J'ai parlé dans un précédent billet des quatre âges de l'imprimé. L'actualité m'amène à revenir sur les quatre âges de l'audiovisuel. Revenir, car il s'agit d'une proposition faite, il y a maintenant vingt années, qui aboutit aujourd'hui.
Dans un vieux livre donc (À qui appartient la télévision ? Aubier, 1989, 238p.), j'ai proposé d'analyser l'audiovisuel grand public selon une évolution par génération, croisant un état de la technique, un mode d'usage et une organisation économique (p.26) :
- La première génération est celle du cinéma qui combine un système de circulation de copies sur pellicules, de salles de spectacles et une pratique de sorties culturelles ou récréatives ; elle a eu son heure de gloire ; malgré un net recul elle a su s'appuyer sur les nouvelles techniques qui lui permettent de survivre en multipliant les occasions de valoriser les catalogues ;
- la deuxième génération est celle de la télévision de masse, qui combine un réseau hertzien, une recette indirecte, une forte pénétration de téléviseurs chez les ménages, et une forte pratique de visionnement quotidien ; c'est la génération dominante à l'heure actuelle, qui donne néanmoins les premiers signes de vieillissement ;
- la troisième génération est celle de la télévision fragmentée, nous reprenons ici une formule célèbre popularisée par J.-L. Missika et D. Wolton (1983), qui combine un réseau à large capacité ou multiforme (câble, satellite), un financement multiple (abonnements, télévision à péage, vente directe, publicité locale) et une pratique de visionnement à la carte ; elle n'a pas encore trouvé un véritable équilibre, malgré des avancées importantes ;
- la quatrième génération sera peut-être celle de l'interactivité, combinant réseau à large bande, recette au temps d'utilisation et intervention de l'usager, mais il est trop tôt pour en parler...
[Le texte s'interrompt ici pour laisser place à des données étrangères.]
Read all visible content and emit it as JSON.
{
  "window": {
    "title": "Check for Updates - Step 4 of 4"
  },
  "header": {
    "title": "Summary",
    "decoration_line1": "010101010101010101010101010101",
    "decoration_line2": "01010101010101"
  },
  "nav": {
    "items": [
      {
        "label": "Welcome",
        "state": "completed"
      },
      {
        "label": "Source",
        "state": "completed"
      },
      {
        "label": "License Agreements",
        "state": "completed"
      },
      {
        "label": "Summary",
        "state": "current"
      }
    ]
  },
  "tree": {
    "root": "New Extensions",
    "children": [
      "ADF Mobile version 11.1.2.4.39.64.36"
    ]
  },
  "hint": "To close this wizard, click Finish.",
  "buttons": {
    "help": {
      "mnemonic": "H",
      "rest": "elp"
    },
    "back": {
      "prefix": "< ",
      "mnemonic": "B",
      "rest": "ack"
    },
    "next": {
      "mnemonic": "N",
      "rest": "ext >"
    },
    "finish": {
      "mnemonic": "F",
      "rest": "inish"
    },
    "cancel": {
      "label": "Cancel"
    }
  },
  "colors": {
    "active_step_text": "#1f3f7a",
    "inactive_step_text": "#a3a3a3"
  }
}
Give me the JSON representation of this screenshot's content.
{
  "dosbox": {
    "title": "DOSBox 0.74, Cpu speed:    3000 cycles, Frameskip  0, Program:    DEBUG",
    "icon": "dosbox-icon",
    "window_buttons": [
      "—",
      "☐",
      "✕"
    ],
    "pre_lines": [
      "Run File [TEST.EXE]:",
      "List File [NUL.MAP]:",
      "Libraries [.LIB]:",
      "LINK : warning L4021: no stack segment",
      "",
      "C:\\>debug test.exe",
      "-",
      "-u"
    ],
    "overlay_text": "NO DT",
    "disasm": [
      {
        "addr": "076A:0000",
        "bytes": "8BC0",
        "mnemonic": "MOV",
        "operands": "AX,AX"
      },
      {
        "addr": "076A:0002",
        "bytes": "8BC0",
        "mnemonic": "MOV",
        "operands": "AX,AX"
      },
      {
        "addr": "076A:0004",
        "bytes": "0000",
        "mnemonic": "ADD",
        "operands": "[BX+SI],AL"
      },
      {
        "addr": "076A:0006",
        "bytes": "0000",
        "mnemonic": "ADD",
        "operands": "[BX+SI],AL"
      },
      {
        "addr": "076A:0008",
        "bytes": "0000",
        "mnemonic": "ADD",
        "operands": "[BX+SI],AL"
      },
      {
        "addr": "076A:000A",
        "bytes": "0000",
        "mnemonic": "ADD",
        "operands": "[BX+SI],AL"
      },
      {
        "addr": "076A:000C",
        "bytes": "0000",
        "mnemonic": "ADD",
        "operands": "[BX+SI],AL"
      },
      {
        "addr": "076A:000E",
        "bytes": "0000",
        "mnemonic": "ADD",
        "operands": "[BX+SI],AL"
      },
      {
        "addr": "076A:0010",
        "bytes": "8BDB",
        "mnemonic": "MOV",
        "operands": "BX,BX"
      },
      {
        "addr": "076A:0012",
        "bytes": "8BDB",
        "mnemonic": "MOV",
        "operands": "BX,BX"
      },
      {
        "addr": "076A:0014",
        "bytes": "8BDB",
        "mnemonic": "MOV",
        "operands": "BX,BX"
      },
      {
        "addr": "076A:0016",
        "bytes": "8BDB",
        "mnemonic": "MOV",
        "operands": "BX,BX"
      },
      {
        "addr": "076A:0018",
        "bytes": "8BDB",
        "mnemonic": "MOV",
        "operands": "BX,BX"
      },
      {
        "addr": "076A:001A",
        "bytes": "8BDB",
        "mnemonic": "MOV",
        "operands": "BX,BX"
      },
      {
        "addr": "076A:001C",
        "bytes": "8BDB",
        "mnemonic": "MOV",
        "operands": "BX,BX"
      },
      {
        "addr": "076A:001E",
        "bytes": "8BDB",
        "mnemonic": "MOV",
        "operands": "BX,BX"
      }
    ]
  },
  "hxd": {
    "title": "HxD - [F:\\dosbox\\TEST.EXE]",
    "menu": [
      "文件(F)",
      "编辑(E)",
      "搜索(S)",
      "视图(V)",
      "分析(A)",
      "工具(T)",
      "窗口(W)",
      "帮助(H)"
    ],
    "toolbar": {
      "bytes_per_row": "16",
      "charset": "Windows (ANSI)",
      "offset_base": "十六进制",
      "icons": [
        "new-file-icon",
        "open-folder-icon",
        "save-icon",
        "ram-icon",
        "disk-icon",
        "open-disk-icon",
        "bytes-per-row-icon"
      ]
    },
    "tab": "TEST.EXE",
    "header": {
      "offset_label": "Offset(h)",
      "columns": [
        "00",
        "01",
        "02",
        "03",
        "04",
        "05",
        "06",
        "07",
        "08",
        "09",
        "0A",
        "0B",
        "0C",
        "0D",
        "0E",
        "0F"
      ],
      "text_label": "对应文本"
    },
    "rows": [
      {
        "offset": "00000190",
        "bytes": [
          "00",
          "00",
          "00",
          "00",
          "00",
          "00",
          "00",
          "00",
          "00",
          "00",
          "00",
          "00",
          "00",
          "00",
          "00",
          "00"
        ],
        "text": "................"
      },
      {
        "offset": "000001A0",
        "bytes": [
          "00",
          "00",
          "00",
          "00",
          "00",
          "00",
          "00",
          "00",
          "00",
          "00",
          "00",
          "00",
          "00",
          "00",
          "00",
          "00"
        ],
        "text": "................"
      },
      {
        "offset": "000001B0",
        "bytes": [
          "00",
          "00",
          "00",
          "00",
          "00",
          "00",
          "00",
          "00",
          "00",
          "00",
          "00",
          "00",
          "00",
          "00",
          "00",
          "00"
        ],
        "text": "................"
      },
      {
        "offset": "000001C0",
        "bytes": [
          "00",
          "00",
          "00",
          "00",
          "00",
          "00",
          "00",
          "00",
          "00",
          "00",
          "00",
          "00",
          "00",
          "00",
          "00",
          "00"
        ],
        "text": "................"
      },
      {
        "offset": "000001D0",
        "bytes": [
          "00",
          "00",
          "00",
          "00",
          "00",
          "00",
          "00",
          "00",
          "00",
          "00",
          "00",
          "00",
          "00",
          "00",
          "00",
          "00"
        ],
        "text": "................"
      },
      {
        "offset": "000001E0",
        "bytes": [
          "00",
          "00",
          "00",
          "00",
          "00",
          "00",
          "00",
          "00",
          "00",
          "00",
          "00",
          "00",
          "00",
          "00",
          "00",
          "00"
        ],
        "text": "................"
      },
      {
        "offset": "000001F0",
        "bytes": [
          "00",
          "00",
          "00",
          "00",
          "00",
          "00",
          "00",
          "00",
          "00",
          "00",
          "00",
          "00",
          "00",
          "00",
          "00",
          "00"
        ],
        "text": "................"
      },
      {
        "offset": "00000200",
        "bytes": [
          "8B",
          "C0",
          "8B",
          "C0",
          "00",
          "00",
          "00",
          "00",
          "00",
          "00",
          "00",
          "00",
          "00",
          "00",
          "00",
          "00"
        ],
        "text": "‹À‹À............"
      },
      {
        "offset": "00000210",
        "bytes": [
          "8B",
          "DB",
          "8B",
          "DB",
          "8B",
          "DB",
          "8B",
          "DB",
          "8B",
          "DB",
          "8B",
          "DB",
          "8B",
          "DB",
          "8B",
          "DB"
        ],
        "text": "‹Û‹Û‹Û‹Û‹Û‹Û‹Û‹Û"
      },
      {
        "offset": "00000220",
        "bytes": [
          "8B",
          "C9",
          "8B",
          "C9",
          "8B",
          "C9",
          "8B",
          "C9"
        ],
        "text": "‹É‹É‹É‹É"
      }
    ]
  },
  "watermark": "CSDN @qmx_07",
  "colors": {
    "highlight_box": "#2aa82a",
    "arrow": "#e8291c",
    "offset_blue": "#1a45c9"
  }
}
Il était trop tôt, vraiment trop tôt : Internet n'était qu'un outil confidentiel, l'image était analogique. Mais la roue a tourné et le temps est venu d'en parler. La quatrième génération est arrivée à la pré-adolescence, comme l'était la troisième en France dans les années 80 : la demande existe, elle explose même sur les sites de partage vidéos ; les canaux de réception sont multiples et hésitants (quelle combinaison dominera entre le téléphone mobile, l'ordinateur ou le téléviseur numérique ?) ; et le modèle économique est incertain, hésitant entre la publicité (YouTube) ou le paiement à la demande (ITunes).
Pour prendre seulement l'exemple des hésitations sur le téléphone mobile, la lettre sectorielle Convergences numériques et Audiovisuel aux État-Unis de l'Ambassade de France (n13 oct 2006), montre que d'un côté les ventes de téléphone recevant la TV devraient passer de 130.000 en 2005 à 155,5 millions en 2010, que c'est l'équipement dont on ne se détache jamais et qui comprend un mécanisme de paiement intégré. Mais d'un autre côté, la diffusion de masse individualisée est trop gourmande en bande passante pour cet équipement..
Alors, tout comme dans les années 80 pour la génération précédente, les grandes manœuvres et négociations vont bon train sur les rachat des audiences, comme sur les droits de diffusion. Dans la même lettre, on peut lire : Depuis l'été, AOL a amorcé un changement complet de sa stratégie, de son modèle économique et de sa philosophie. De fournisseur d'accès Internet de bas débit payant, AOL souhaite devenir un site Internet fournisseur de contenus qui a pour philosophie le forum audiovisuel, l'échange, la communication, l'interactivité et l'accès à plusieurs formats multimédia.
Autre exemple spectaculaire, bien sûr, le rachat de YouTube par Google. Certains, comme Emmanuel Parody, ont considéré que cet épisode ne touchant que la distribution de contenu ne relèverait pas d'une activité média. C'est méconnaitre l'histoire des médias, qui se sont tous construits, écrit, son, comme audiovisuel, d'abord en commençant par la distribution pour remonter progressivement à la production afin d'alimenter leurs canaux avides de contenus. Il n'a pas fallu très longtemps, quelques semaines !, pour que le nouvel acquéreur se trouve à négocier avec les détenteurs de droits, et tout particulièrement avec les ligues sportives, comme de banales chaines de télévision.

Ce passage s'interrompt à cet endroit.